Salezjanie z inspektorii Filipin Południowych (FIS) donoszą, że szkoła “Don Bosco Technical College” w Cebu, została silnie zniszczona. Ten sam los spotkał ośrodek młodzieżowy w Pasil, który znajduje się blisko morza. Znajdujący się tam budynek zniszczył silny wiat i gwałtowne fale; jego struktura została mocno naruszona. Zachodzi obawa, że gdy runą odgradzające mury obwodowe, salezjanie będą narażeni zarówno na skutki złej pogody, jak i niebezpieczeństwo grabieży.
Wiele rodzin straciło swoje miejsca zamieszkanie, zwłaszcza chodzi o te zbudowane z bardzo lekkich materiałów. Do tego dochodzą problemy z wodą. Istotnie, zauważa się brak wody pitnej, jako że miejscowe wodociągi przestały ją dostarczać. Rząd stara się zapewnić tę wodę społeczeństwu, dostarczając ją ciężarówkami, które oddała do dyspozycji straż pożarna.
Ponadto występują wielkie trudności z połączeniem internetowym, jako że wiele linii przesyłowych zostało uszkodzonych.
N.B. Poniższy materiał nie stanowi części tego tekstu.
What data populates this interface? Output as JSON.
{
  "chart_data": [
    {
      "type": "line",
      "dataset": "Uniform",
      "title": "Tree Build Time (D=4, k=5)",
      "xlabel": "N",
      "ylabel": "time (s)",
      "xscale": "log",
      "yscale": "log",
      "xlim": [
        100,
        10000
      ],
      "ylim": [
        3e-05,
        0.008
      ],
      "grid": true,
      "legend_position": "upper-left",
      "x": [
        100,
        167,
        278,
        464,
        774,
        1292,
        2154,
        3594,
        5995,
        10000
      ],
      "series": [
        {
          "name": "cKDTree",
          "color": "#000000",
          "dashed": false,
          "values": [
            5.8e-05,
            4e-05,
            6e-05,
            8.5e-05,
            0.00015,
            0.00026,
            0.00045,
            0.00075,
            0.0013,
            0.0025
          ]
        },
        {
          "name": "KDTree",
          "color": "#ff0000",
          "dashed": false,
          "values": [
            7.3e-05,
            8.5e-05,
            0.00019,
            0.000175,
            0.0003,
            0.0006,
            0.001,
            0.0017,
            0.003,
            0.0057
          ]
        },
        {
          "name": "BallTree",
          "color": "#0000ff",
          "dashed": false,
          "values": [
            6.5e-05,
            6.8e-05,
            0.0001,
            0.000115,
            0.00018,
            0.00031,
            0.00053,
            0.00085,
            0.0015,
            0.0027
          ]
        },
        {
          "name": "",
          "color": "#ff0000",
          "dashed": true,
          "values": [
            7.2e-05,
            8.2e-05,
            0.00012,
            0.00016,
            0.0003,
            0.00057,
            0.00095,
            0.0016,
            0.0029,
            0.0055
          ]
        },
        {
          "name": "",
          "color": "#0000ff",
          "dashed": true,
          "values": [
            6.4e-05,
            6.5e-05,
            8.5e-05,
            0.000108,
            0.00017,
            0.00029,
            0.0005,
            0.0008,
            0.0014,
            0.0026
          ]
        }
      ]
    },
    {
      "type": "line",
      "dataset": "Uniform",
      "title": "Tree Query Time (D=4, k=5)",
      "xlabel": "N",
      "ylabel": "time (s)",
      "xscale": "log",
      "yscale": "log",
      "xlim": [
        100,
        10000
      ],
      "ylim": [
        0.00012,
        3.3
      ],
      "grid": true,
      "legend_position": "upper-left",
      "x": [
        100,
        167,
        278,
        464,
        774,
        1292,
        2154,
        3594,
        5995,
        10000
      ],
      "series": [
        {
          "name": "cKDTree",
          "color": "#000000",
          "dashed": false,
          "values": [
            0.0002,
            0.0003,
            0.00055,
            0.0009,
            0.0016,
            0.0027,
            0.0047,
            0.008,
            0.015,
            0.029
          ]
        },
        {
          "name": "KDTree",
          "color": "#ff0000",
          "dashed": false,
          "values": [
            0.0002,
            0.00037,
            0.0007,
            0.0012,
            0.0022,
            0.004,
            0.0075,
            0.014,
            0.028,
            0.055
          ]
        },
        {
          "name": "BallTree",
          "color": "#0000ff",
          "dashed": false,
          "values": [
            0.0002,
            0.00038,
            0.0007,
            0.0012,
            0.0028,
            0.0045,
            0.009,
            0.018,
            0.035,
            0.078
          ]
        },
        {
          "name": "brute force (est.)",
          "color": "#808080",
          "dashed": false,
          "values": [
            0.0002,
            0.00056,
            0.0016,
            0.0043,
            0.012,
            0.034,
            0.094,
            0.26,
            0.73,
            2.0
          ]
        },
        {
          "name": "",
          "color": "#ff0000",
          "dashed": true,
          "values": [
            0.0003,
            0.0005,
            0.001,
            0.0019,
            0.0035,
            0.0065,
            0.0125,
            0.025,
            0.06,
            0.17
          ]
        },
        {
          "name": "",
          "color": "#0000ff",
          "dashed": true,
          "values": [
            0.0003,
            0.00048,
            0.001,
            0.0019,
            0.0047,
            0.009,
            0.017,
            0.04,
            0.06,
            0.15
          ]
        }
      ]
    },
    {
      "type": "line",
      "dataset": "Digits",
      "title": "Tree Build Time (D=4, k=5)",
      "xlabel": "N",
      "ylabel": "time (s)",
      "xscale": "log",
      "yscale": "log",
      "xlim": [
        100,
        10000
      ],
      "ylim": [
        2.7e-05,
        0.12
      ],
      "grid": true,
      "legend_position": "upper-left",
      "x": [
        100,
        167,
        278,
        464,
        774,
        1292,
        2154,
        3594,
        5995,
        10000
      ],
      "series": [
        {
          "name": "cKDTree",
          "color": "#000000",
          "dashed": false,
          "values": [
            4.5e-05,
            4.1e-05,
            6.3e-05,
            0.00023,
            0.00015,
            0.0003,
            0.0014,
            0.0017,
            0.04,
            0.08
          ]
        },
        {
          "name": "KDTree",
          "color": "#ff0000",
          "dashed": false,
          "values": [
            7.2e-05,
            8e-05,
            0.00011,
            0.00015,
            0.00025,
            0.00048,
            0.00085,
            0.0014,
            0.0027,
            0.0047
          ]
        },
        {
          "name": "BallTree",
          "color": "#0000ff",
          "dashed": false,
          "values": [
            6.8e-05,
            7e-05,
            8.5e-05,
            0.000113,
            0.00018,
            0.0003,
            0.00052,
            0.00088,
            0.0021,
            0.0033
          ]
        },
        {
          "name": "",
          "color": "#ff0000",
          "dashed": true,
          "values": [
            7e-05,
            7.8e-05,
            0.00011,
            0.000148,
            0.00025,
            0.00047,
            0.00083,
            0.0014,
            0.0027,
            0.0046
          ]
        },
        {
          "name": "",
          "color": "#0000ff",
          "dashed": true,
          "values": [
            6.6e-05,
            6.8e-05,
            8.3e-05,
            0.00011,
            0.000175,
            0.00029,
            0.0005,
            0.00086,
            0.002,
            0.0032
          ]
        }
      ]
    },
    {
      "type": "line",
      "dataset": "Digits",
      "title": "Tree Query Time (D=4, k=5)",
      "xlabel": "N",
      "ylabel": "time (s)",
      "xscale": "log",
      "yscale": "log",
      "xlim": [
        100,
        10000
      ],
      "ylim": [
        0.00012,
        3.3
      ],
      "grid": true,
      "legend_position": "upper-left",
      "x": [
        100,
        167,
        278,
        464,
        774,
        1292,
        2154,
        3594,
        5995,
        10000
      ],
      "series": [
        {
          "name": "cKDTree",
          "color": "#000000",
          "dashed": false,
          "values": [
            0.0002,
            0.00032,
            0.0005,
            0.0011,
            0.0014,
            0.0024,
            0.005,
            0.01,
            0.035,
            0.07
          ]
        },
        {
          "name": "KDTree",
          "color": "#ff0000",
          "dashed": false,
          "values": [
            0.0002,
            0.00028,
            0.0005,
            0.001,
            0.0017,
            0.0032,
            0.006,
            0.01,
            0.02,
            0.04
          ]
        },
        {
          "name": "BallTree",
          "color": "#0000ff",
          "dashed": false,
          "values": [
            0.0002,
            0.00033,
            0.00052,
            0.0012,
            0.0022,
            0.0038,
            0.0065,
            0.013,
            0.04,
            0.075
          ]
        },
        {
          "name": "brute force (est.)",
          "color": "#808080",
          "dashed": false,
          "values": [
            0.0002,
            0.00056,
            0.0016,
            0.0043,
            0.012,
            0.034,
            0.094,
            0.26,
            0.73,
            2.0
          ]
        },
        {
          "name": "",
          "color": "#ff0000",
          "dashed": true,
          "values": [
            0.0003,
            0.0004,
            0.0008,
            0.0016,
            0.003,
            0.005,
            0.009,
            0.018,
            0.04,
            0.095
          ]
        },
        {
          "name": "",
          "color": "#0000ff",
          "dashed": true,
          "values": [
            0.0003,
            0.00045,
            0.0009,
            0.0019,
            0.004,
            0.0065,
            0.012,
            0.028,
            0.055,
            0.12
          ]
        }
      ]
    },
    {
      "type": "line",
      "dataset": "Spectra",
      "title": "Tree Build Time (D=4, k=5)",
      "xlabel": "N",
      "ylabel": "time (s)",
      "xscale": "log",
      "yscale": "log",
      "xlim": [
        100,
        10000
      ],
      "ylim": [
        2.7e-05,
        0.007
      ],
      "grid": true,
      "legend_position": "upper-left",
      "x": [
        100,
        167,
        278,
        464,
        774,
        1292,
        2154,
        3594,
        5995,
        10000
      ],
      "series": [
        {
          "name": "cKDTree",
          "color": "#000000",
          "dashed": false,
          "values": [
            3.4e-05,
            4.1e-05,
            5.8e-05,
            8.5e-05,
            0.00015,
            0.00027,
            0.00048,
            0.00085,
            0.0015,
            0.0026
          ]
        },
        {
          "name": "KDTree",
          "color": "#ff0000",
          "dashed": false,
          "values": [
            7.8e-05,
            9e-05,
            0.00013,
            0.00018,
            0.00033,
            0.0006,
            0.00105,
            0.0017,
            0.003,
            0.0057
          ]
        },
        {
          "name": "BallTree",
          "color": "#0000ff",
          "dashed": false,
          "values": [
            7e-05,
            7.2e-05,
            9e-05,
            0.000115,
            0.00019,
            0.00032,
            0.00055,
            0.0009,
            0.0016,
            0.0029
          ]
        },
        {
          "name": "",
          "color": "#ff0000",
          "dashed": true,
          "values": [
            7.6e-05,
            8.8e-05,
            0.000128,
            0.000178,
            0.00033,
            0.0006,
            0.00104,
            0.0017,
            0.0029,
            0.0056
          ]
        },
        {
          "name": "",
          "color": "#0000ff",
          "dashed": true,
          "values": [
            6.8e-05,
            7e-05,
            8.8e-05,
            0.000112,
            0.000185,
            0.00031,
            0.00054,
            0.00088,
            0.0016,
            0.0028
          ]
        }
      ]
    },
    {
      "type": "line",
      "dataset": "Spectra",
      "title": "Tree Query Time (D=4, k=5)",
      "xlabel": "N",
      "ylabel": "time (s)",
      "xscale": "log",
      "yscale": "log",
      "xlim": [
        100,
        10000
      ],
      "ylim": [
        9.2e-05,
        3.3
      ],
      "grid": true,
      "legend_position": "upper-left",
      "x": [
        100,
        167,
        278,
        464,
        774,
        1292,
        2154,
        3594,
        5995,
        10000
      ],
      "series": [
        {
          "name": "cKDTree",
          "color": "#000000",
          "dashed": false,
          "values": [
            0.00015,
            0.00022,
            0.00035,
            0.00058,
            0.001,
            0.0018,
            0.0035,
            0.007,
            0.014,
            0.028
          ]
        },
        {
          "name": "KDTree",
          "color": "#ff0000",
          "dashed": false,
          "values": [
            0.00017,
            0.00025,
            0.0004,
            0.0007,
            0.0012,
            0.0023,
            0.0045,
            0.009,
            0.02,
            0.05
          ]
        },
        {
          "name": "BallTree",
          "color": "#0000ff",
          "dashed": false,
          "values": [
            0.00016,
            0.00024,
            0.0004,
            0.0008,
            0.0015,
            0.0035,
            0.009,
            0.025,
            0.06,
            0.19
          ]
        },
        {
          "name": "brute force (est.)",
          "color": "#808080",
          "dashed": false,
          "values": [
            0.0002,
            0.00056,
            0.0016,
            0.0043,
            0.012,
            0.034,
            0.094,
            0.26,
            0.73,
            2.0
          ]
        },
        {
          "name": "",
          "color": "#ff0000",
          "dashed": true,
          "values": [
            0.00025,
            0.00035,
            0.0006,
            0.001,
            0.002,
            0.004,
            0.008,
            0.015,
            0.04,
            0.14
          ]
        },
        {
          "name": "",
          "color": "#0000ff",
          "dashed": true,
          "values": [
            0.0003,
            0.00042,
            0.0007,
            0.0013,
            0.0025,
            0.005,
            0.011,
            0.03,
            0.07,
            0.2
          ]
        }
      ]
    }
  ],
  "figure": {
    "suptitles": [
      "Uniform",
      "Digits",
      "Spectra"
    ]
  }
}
Ludzie, którzy ucierpieli z powodu tego kataklizmu, tłoczą się na stacjach benzynowych oraz w sklepach z artykułami żelaznymi, bardzo cierpiąc z powodu tego, co się stało. Stąd też salezjanie z inspektorii FIS proszą o modlitwę w ich intencji, przypominając, że pomimo tego, co przechodzą, mieszkańcy Cebu są osobami silnymi i wytrzymałymi.
Tajfun Rai każe nam się również zastanowić nad zmianami klimatycznymi. “Przez wiele pokoleń żyliśmy w tym klimacie – pisze ks. Keith Amodia, delegat ds. komunikacji społecznej inspektorii FIS – ale teraz przechodzące burze są coraz silniejsze i bardziej niszczycielskie właśnie z powodu zmian klimatycznych”.